Ben Brown is Head of Sustainability and Risk at International Volunteer HQ (IVHQ). He oversees IVHQ’s approach to risk management across all programs globally and ensures the right steps are in place to keep volunteers safe. Ben also has responsibility for making sure all IVHQ programs are responsibly run and make a lasting positive impact in communities.
What position do you hold at IVHQ? What has been your career path so far?
I oversee risk and sustainability at IVHQ. We know that two of the most important things to our volunteers are feeling confident that they’ll be supported to stay safe, and being sure that they’ll be able to make a worthwhile contribution while abroad. We also know that having a focus on social and environmental sustainability is not only good for communities and the planet, but is also good for IVHQ long-term.
My career path so far has been in sustainability roles for telecommunications and media companies in New Zealand and the United Kingdom. I’ve been lucky to work on some really inspiring projects in my career and these have given me a good background in creating and running initiatives that make a real difference in communities and have a positive impact on the environment. IVHQ is a great place for me to expand this experience.
What about the future of the industry? How do you think volunteer abroad and international education will change over the next 10 years?
The concept of volunteering abroad has evolved quickly over the last 10 years and I expect it’ll change even faster over the next 10. Those people wanting to travel abroad and volunteer in a community no longer have to commit to a two year Peace Corps program and I’m proud of role that IVHQ has played in making volunteering much more affordable and accessible to travelers all over the world.
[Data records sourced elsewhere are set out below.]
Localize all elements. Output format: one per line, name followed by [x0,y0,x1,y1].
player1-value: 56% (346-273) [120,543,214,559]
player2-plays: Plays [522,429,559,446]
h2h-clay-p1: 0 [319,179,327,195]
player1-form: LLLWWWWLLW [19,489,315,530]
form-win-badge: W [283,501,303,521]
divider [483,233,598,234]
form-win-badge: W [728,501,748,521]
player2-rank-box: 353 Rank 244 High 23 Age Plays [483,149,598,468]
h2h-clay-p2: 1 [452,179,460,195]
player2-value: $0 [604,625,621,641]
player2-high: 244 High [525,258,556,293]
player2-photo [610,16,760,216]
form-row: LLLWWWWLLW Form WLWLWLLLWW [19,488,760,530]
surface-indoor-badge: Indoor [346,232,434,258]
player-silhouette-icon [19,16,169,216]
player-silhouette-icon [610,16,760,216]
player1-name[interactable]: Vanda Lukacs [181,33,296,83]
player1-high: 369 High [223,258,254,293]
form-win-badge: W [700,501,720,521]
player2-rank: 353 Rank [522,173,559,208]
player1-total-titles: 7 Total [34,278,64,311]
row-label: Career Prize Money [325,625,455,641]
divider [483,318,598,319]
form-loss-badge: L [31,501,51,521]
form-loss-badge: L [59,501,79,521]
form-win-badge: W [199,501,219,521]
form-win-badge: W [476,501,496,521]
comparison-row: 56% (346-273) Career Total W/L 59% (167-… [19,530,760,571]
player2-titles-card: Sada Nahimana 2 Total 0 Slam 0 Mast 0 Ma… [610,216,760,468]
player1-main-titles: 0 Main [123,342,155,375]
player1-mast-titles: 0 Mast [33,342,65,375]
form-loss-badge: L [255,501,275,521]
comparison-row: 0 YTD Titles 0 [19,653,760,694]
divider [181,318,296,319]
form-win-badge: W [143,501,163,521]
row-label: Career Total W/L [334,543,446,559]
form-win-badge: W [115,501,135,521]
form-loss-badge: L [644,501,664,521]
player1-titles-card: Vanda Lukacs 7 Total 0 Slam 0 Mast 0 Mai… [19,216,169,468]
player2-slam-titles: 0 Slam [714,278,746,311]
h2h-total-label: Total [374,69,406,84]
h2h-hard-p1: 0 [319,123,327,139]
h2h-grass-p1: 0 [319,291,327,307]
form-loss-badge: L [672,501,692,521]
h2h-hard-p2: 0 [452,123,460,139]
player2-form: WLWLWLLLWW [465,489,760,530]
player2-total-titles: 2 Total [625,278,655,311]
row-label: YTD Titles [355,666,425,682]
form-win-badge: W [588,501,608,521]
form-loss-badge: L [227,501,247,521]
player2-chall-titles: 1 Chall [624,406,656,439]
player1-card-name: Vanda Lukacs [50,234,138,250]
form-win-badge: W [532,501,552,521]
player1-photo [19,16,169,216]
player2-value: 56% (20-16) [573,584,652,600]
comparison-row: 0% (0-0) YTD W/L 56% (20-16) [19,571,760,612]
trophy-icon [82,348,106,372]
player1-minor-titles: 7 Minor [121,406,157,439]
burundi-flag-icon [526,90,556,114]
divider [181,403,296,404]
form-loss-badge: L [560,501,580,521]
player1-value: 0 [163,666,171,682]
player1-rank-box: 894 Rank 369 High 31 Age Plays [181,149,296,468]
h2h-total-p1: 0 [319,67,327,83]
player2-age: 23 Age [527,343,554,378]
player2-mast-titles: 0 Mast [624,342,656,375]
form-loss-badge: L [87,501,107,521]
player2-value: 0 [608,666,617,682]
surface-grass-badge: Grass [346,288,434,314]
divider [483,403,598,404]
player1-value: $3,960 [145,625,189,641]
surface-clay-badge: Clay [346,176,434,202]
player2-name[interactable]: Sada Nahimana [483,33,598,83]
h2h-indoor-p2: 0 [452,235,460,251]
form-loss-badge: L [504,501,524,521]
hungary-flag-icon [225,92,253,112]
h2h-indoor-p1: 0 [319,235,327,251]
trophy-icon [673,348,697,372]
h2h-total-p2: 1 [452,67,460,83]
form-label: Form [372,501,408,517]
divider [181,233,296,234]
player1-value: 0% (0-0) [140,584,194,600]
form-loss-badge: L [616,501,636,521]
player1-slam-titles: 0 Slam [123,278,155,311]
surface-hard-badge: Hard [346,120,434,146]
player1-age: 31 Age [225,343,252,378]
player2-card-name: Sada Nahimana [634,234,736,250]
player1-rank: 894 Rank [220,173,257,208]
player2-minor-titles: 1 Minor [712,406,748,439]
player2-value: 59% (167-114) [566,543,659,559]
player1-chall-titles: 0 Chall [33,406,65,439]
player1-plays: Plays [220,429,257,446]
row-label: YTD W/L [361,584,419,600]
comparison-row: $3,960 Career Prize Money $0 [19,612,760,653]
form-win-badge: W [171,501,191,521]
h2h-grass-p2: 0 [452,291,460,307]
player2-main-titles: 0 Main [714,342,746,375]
Over the next 10 years I predict we’ll see two big trends:
- Community expectations will change. I think the communities that host volunteers will expect both more and less from volunteers in the future. Communities and projects that were typically very poorly supported by local states and other social structures historically appreciated whatever additional support volunteers were able to bring, but we’re already seeing this change. Community partners in the future will expect less in terms of the kind of transformative investments and skills exchange that may have been sought previously but they will expect more from volunteers in terms of their cultural awareness, responsible behavior and their ability to inject new ideas that stimulate innovation and enterprise. Communities in the future will see volunteers as sources of creativity, diverse ideas and youthful challenge, rather than as sources of hands-on labor.
- Volunteer expectations will change. We’re already seeing volunteer expectations changing and they will continue to shift significantly over the next 10 years. We’ve always had a big focus on transparency in relation to our fees and we know that volunteers will continue to expect a greater level of openness about where and how a volunteer travel provider spends any money that they pay for the experience - and rightly so. I also think volunteers will expect more in terms of understanding the long-term impact that they are contributing to and again I think this is a good thing. The generation of travelers that will be most influential over the next 10 years are more socially and environmentally conscious than those before them and they’ll demand greater clarity around how their time abroad genuinely makes a long-term impact. Of course, this goes both ways and volunteer travel providers will have to get smarter about how they manage and shape volunteer expectations before they head abroad. We already actively support people to create expectations that help them to be responsible and valuable volunteers abroad. We do this through our pioneering online training tools.
The volunteer travel organizations who understand how to balance these shifting community and volunteer expectations properly will become the most preferred options for responsible travelers over the next 10 years.
Every member of the IVHQ team plays an important part of our commitment to being a certified B Corp, and I’m proud to be involved.
Describe a time when you felt especially proud to be part of the team.
I’ve been a part of the IVHQ team for around two years and I’ve always been proud to be involved. We’re an organization made up of young, ambitious people who are all motivated by enabling travelers to make a contribution to community projects, so it’s pretty easy to feel inspired at work!
But one time recently that I’ve felt especially proud to be a part of IVHQ was when we became a certified B Corporation. We’ve always measured our success differently so earning a B Corp certification in 2015 was recognition that our commitment to communities and environmental sustainability is making an impact. B Corps have to meet to rigorous standards and I was proud to find that many of these standards were already things that were important to IVHQ. For instance, we already measure and manage our environmental footprint, our service actively supports those in need, and we get stuck-in and contribute to the community where the IVHQ head office is based.
What is the best story you've heard from a return volunteer?
To me the best stories are always those that show the impact that a volunteer abroad experience can have on someone’s life direction. We constantly hear tales of former IVHQers who have changed their study or career direction dramatically as a result volunteering with us, and I love that because it means that we having an impact on people and helping them to think differently about what they want to do with their lives.
The best story I’ve heard from a returning volunteer was from a women who volunteered with IVHQ in Nepal back in 2011. Following her IVHQ experience she changed the direction of her life dramatically and founded a not-for-profit organisation which supports local health initiatives in Nepal. To date her organisation has invested more than US$70,000 into upskilling local Nepali people to deliver healthcare training in remote areas of the country, and her work is a good example of responsible community investment.
In my view there is nothing better than volunteering abroad for challenging your mindset and finding inspiration.